Cette forte dégradation se retrouve dans la marge brute, alias marge sur coûts variables, qui passe en trois exercices de 59,3% à 51%, laquelle marge sur coûts variables absorbe forcément de moins en moins les coûts fixes, avec à la clé une marge opérationnelle qui passe quant à elle de 22,4% à 0% sur la période, tout simplement. Soit un résultat opérationnel courant de 9 000 euros à fin août 2024 contre 13,8 millions d'euros pour l'exercice d'avant et contre 25,6 millions d'euros sur l'exercice encore d'avant. Bref…
…mais deux ans ne sont vraisemblablement pas grand-chose pour une société familiale…
Ceci étant, on ne peut que constater que Moulinvest n'a pas du tout essayé d'ajuster ses coûts de personnel en fonction de la mauvaise conjoncture, et que ceux-ci sont donc restés fixes avec des effectifs inchangés. D'où cette marge opérationnelle totalement écrasée qui semble défier un des grands principes de la finance moderne : le "cost cutting" à tout crin, rebaptisé récemment "self-help". Mais ceci peut se comprendre assez bien, puisqu'il est de notoriété publique qu'on a du mal à recruter des talents, et ce à tous les niveaux, et que les salariés que l'on renvoie chez eux dans les crises ne reviennent jamais, et qu'ils peuvent coûter fort cher à remplacer quand la reprise est là, ce qui arrive inévitablement un jour. Et se comprend d'autant mieux que, nous l'avons dit, Moulinvest est une société familiale, et qu'elle est donc gérée dans une optique de long-terme, et en corollaire sans se soucier du cours de Bourse au jour le jour. Ce qui est vraisemblablement le commencement de la sagesse, et toujours un vrai point à vérifier quand on est investisseur et qu'on envisage de mette un peu d'argent dans une affaire : une direction qui gère en fonction du cours de Bourse, ça finit souvent dans les larmes (pour les autres), qu'on se le dise.

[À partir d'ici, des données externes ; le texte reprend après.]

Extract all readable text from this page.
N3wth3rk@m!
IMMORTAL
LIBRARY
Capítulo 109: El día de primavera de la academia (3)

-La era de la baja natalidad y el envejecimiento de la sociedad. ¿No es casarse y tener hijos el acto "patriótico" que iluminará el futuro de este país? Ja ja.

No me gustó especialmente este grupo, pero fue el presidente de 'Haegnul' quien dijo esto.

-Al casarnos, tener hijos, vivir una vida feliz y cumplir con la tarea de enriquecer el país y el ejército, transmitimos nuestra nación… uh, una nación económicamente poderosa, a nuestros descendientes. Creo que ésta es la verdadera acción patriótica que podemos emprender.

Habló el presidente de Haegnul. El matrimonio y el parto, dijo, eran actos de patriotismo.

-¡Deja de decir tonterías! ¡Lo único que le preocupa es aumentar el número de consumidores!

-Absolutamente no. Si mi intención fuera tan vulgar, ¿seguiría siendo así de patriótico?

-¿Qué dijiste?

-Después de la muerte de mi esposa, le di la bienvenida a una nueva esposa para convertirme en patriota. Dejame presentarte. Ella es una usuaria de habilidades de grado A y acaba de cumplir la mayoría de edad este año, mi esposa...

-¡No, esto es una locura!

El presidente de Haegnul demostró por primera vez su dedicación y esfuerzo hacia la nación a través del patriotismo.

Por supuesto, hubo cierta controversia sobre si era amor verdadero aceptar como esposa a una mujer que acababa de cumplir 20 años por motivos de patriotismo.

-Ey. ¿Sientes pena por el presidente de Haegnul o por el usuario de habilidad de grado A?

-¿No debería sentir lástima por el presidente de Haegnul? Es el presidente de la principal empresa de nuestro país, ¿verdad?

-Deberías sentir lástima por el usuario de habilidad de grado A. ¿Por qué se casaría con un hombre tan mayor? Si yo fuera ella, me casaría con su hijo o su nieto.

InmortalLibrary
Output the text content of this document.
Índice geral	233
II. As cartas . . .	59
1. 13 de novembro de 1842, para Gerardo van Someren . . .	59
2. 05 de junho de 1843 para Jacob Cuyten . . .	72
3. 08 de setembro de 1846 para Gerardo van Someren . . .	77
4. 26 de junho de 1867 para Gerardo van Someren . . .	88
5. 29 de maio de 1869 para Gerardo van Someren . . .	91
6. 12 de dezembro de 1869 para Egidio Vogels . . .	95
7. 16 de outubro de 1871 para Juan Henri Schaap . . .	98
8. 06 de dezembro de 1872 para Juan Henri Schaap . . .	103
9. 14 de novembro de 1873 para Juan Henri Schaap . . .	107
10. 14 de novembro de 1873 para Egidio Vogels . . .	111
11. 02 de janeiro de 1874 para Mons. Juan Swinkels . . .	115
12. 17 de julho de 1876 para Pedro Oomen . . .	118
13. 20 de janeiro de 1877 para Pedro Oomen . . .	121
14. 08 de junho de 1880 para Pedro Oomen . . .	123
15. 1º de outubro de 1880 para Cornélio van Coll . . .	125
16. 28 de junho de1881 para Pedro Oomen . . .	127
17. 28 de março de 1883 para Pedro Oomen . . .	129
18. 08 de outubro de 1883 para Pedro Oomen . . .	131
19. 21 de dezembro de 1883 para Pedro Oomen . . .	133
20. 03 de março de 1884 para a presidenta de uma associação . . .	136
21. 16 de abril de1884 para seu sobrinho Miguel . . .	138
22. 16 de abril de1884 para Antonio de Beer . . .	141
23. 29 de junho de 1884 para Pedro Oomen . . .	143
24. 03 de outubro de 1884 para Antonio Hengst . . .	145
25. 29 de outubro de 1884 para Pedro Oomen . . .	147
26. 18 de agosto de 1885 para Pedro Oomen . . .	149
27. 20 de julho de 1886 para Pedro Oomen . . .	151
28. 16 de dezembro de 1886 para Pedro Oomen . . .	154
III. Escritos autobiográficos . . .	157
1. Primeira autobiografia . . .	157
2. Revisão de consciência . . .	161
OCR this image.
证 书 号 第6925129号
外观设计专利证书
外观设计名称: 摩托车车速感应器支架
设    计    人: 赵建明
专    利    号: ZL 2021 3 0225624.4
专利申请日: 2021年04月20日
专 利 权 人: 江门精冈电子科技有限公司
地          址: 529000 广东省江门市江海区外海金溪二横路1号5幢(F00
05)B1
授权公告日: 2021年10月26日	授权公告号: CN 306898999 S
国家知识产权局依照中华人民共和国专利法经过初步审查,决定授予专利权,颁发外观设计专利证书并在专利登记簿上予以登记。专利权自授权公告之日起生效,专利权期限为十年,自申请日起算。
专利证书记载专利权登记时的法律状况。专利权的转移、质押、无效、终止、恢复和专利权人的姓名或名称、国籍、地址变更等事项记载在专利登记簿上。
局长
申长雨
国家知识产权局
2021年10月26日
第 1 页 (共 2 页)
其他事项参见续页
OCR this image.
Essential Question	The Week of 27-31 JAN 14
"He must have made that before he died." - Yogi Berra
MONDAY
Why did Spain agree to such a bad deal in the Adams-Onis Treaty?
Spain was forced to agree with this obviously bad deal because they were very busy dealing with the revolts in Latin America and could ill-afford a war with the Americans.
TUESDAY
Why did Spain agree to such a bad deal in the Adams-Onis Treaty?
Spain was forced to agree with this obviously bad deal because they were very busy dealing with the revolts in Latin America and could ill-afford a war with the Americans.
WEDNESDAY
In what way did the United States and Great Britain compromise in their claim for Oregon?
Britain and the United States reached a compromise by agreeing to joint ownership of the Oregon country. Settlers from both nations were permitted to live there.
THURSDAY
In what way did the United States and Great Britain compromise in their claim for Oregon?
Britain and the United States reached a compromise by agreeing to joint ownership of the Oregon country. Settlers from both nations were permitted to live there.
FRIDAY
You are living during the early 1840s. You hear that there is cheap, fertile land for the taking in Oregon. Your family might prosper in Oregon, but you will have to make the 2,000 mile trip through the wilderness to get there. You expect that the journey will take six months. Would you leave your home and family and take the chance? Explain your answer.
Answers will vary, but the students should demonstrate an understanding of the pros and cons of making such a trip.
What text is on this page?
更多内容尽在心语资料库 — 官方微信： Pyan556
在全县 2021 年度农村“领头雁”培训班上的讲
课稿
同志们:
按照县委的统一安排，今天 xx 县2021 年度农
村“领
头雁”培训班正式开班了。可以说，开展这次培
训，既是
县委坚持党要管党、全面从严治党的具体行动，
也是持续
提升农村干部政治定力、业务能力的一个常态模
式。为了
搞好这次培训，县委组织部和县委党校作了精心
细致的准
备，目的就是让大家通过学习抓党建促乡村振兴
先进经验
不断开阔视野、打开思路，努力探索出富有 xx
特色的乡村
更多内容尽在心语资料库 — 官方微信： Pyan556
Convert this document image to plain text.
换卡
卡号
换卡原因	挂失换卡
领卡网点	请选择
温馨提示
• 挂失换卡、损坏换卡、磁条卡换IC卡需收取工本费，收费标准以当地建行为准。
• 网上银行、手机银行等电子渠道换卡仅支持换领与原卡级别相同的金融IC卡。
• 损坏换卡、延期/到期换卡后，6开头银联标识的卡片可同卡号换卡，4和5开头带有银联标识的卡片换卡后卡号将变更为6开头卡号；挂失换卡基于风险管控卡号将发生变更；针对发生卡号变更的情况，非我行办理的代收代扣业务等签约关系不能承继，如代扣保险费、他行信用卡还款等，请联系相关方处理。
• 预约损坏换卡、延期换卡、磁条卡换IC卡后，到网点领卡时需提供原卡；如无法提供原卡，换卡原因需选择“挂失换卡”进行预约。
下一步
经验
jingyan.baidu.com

… surtout avec un bon bilan…
Et cette vraie optique de long-terme est rendue très possible par un bilan en béton, c'est le moins que l'on puisse dire, avec i) zéro dette financière à court-terme, à en croire les comptes consolidés, ce qui n'est pas vraiment banal, ii) un endettement très faible, soit un ratio Dette Nette/Fonds Propres de seulement 13% fin août 2024, ramené à 10% dans le bilan semestriel de l'exercice en cours à fin février 2025 (et un levier Dette Nette/Ebitda moderne respectivement de seulement 1x fin août et 0,4x fin février, si votre serviteur compte bien), et, plus important encore, iii) une situation de trésorerie nette positive de +30 millions d'euros.
Entre autres parce que Moulinvest a généré pas mal de cash dans les (trop ?) belles années d'avant, et s'est empressé de ne rien faire avec, et de le garder au chaud dans sa caisse. Ce qui, là aussi, déroge aux grands principes de la finance moderne avec leurs raisonnements purement comptables et la théorie du bilan efficient pour ne rien arranger. Mais permet sans aucun doute de voir venir en Auvergne, et de bien voir au-delà des péripéties du court-terme.
… et une petite reprise en cours, déjà saluée par le marché, il est vrai
Lequel court-terme va nettement mieux, en plus, puisque l'activité va nettement mieux au premier semestre de l'exercice en cours à fin février, avec des ventes en progression de +4,5%, tout simplement parce que les volumes et les prix s'améliorent un peu dans la construction. Soit tout de suite une meilleure absorption des coûts fixes (: le levier opérationnel, pour les fins connaisseurs) et une remontée de la marge résultat opérationnel courant/chiffre d'affaires de 0,4% à 5,1%, ce qui est nettement mieux.
De bonnes nouvelles qui ont bien aidé le cours de Bourse à reprendre un peu d'altitude, soit plus de +25% sur ces trois derniers mois.
Désolé, j'aurais pu y penser plus tôt. Mais il n'est jamais trop tard pour bien faire, c'est bien connu.
Et investir en tendance dans les titres qui montent est une stratégie qui en vaut bien d'autres : prendre un train en marche ne fait de tort à personne. C'est bien connu aussi.